High-yield bonds are a unique asset class that investors should not ignore given its potential yield advantage relative to other fixed income categories. The asset class is widely owned by dedicated high-yield bond funds and ETFs, but demand is high across some investment-grade corporate bond (BBB/Baa and above), core plus bond and multi-sector bond funds. Some of the largest institutional investors also have dedicated allocations to high yield.
Nevertheless, we remain mindful of its asymmetrical return profile. At the moment, all investors are attempting to decipher the same headlines: AI evolution, the Fed’s next move and global geopolitical developments. The irony is that despite the uncertainty, the U.S. economy appears quite solid. While valuations are near historical tight spreads, yields are still reasonable and those valuations could even improve further if interest rates start to drop and fundamentals strengthen. In a world where a single tweet can move markets materially, our job is to determine if a price move is temporary or longer term and to reposition efficiently, so timing is critical as well.

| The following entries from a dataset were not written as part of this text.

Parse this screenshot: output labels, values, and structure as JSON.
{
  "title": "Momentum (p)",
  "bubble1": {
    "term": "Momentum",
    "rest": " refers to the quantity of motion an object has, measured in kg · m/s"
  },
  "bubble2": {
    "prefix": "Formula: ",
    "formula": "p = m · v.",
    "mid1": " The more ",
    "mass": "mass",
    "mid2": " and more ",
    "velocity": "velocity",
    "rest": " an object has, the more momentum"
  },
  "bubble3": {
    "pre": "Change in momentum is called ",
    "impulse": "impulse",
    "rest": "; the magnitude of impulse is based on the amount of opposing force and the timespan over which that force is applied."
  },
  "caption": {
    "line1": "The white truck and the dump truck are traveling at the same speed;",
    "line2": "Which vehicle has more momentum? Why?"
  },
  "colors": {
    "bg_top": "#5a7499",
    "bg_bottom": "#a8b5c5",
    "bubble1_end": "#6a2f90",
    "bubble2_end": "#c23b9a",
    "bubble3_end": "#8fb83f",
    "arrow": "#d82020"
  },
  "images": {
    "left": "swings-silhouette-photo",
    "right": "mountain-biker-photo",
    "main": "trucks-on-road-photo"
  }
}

Past results are not predictive of results in future periods.
Option-adjusted spread measures the spread of a fixed income security rate and the risk-free rate of return, which is adjusted to take into account an embedded option.
Duration measures a bond’s sensitivity to changes in interest rates. Generally speaking, a bond's price will go up 1% for every year of duration if interest rates fall by 1% or down 1% for every year of duration if interest rates rise by 1%.
Bloomberg U.S. Corporate High Yield 2% Issuer Capped Index covers the universe of fixed-rate, non-investment-grade debt. The index limits the maximum exposure of any one issuer to 2%. This index is unmanaged, and its results include reinvested distributions but do not reflect the effect of sales charges, commissions, account fees, expenses or U.S. federal income taxes.
S&P 500 Index is a market capitalization-weighted index based on the results of approximately 500 widely held common stocks.